Net-net: Stay long, but via options. Roll up your strikes as spot moves. Wait for official and institutional buyers to catch up to the price action.
Bottom Line
We’re slowly reducing delta as price goes parabolic. But until we see some combination of:
a) China proactively dealing with the property debt crisis
b) A shift to fiscal responsibility in the US
c) A more peaceful world (Ukraine, Taiwan, Iran)
d) Some emerging deal between non-US western elites and the US
...we’re holding the long. Though with some downside protection.
The dynamics that got us here — capital flight, debasement, solar demand, supply constraints — haven’t changed. They’ve accelerated.
Silver at $103 isn’t the end. It might not even be the middle.
And we’re starting to see these same dynamics bleed into other metals. Copper in particular is getting a lot of attention from folks doing the back-of-the-envelope math who missed the silver move.
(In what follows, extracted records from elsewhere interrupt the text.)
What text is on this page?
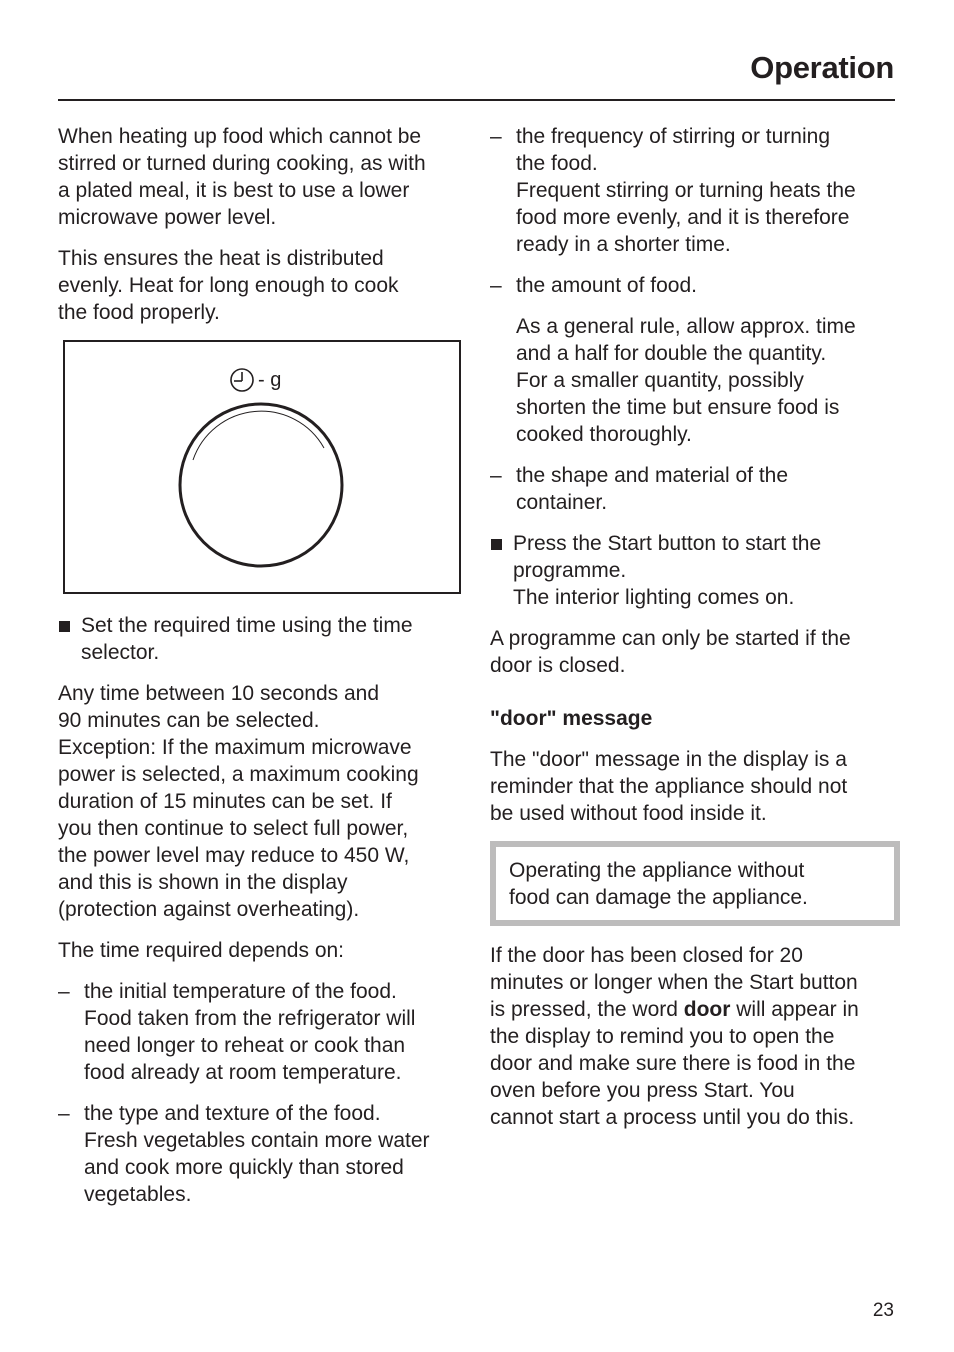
Operation

When heating up food which cannot be
stirred or turned during cooking, as with
a plated meal, it is best to use a lower
microwave power level.

This ensures the heat is distributed
evenly. Heat for long enough to cook
the food properly.

- g
Set the required time using the time
selector.

Any time between 10 seconds and
90 minutes can be selected.
Exception: If the maximum microwave
power is selected, a maximum cooking
duration of 15 minutes can be set. If
you then continue to select full power,
the power level may reduce to 450 W,
and this is shown in the display
(protection against overheating).

The time required depends on:

– the initial temperature of the food.
Food taken from the refrigerator will
need longer to reheat or cook than
food already at room temperature.
– the type and texture of the food.
Fresh vegetables contain more water
and cook more quickly than stored
vegetables.
– the frequency of stirring or turning
the food.
Frequent stirring or turning heats the
food more evenly, and it is therefore
ready in a shorter time.
– the amount of food.

As a general rule, allow approx. time
and a half for double the quantity.
For a smaller quantity, possibly
shorten the time but ensure food is
cooked thoroughly.

– the shape and material of the
container.
Press the Start button to start the
programme.
The interior lighting comes on.

A programme can only be started if the
door is closed.

"door" message

The "door" message in the display is a
reminder that the appliance should not
be used without food inside it.

Operating the appliance without
food can damage the appliance.

If the door has been closed for 20
minutes or longer when the Start button
is pressed, the word door will appear in
the display to remind you to open the
door and make sure there is food in the
oven before you press Start. You
cannot start a process until you do this.

23
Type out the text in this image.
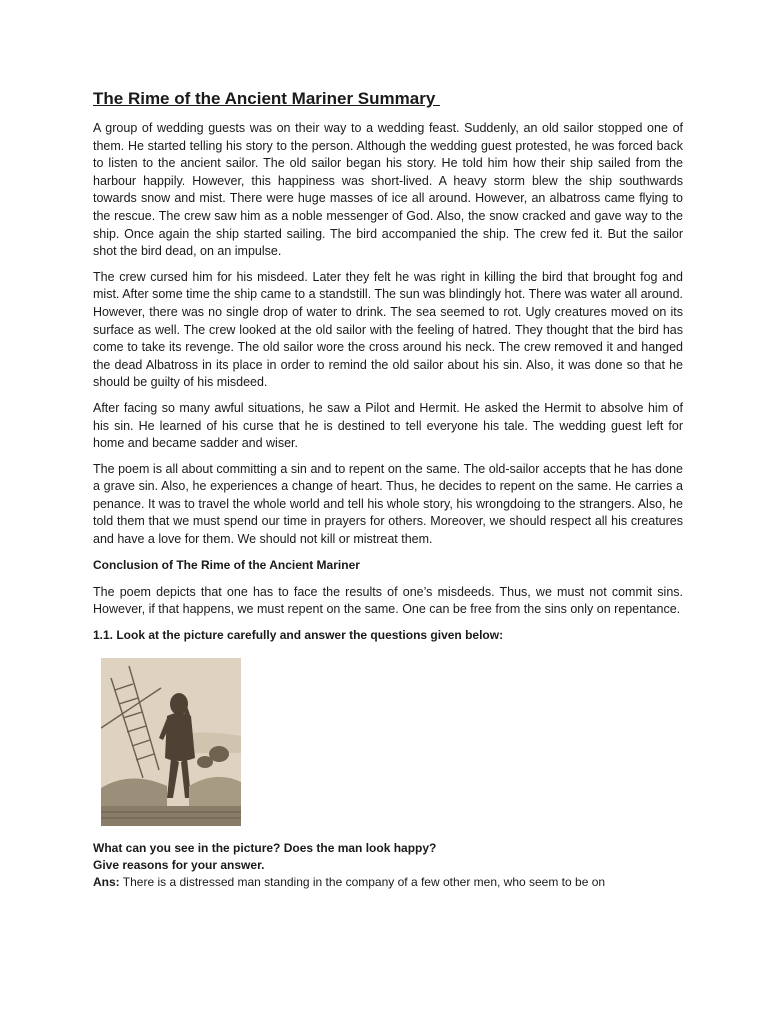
The Rime of the Ancient Mariner Summary

A group of wedding guests was on their way to a wedding feast. Suddenly, an old sailor stopped one of them. He started telling his story to the person. Although the wedding guest protested, he was forced back to listen to the ancient sailor. The old sailor began his story. He told him how their ship sailed from the harbour happily. However, this happiness was short-lived. A heavy storm blew the ship southwards towards snow and mist. There were huge masses of ice all around. However, an albatross came flying to the rescue. The crew saw him as a noble messenger of God. Also, the snow cracked and gave way to the ship. Once again the ship started sailing. The bird accompanied the ship. The crew fed it. But the sailor shot the bird dead, on an impulse.

The crew cursed him for his misdeed. Later they felt he was right in killing the bird that brought fog and mist. After some time the ship came to a standstill. The sun was blindingly hot. There was water all around. However, there was no single drop of water to drink. The sea seemed to rot. Ugly creatures moved on its surface as well. The crew looked at the old sailor with the feeling of hatred. They thought that the bird has come to take its revenge. The old sailor wore the cross around his neck. The crew removed it and hanged the dead Albatross in its place in order to remind the old sailor about his sin. Also, it was done so that he should be guilty of his misdeed.

After facing so many awful situations, he saw a Pilot and Hermit. He asked the Hermit to absolve him of his sin. He learned of his curse that he is destined to tell everyone his tale. The wedding guest left for home and became sadder and wiser.

The poem is all about committing a sin and to repent on the same. The old-sailor accepts that he has done a grave sin. Also, he experiences a change of heart. Thus, he decides to repent on the same. He carries a penance. It was to travel the whole world and tell his whole story, his wrongdoing to the strangers. Also, he told them that we must spend our time in prayers for others. Moreover, we should respect all his creatures and have a love for them. We should not kill or mistreat them.

Conclusion of The Rime of the Ancient Mariner

The poem depicts that one has to face the results of one’s misdeeds. Thus, we must not commit sins. However, if that happens, we must repent on the same. One can be free from the sins only on repentance.

1.1. Look at the picture carefully and answer the questions given below:
What can you see in the picture? Does the man look happy?
Give reasons for your answer.

Ans: There is a distressed man standing in the company of a few other men, who seem to be on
Less dramatic setup — copper doesn’t have the same monetary/Veblen characteristics — but the AI power demand story is real and the supply constraints are similar. We’re long copper too. More on that soon.
To the moon, gents.
Appendix: Volatility Surfaces
DISCLAIMERS
Numbers subject to revision — I wrote this in a few hours before futures opened. Charts for education only. Not financial advice. These views are my own, not Rose’s clients/partners/investors. Past results ≠ future results. You can lose everything. Consult a professional.
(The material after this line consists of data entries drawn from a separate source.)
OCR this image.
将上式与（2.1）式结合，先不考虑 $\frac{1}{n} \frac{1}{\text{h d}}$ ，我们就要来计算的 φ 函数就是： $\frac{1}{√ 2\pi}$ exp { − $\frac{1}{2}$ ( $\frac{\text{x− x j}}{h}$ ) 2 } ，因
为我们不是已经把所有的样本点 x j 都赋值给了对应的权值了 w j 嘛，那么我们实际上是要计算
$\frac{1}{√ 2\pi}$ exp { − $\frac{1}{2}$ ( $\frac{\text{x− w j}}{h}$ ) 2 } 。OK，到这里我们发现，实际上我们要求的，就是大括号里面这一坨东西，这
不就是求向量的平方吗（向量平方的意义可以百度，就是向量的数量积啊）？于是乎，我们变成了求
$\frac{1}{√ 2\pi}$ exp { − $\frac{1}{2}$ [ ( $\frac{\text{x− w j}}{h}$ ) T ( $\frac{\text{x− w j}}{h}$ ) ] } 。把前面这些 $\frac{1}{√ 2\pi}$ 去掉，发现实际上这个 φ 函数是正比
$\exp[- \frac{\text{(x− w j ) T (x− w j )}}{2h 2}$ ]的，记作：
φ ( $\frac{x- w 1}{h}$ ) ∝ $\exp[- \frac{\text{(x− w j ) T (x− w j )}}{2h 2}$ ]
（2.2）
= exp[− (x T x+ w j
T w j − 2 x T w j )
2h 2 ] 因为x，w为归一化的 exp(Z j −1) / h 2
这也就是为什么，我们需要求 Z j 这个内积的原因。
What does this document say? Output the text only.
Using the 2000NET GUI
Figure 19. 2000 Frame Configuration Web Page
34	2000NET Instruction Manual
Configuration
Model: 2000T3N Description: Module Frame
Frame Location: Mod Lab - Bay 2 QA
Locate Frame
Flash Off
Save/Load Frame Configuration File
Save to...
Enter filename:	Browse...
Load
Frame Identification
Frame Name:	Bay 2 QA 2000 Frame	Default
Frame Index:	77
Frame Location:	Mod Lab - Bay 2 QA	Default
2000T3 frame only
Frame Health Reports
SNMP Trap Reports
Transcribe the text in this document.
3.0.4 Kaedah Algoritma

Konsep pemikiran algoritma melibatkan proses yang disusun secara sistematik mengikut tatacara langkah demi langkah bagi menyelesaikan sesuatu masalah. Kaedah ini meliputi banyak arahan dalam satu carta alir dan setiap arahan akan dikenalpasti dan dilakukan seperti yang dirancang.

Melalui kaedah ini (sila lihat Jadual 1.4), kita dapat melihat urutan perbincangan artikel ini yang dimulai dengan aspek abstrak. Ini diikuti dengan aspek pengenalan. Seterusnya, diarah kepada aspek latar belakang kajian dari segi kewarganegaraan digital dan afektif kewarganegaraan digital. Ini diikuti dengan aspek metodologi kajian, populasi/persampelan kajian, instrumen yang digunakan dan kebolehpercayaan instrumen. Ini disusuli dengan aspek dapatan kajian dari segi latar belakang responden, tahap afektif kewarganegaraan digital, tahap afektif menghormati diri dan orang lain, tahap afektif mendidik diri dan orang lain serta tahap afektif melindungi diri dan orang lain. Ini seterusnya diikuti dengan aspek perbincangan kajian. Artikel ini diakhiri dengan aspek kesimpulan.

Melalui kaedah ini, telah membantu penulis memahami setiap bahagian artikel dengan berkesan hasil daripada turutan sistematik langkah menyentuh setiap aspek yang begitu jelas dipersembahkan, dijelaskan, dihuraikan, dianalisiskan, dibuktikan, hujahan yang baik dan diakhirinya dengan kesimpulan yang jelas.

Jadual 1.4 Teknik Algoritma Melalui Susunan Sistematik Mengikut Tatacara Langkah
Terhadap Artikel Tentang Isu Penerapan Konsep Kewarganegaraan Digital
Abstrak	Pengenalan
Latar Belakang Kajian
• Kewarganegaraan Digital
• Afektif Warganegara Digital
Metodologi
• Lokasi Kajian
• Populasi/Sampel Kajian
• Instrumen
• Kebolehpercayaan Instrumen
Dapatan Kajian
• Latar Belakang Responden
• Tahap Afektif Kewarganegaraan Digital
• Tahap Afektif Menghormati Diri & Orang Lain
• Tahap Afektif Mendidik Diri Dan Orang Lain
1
Hi Campbell, thanks for sharing your thoughts. It's a gread read. Regarding the physical premium, please check this link, https://cpmgroup.com/chinese-silver-prices/. CPM group claims that Shanghai Silver Future quotes include a 13% VAT.
Physical silver as a store of wealth is not practical because of the volume (physical) that would raise storage concerns.
People prefer Gold because there’s less of it & can also wear it as Jewelry.
Don’t see Chinese moving to Silver over Gold.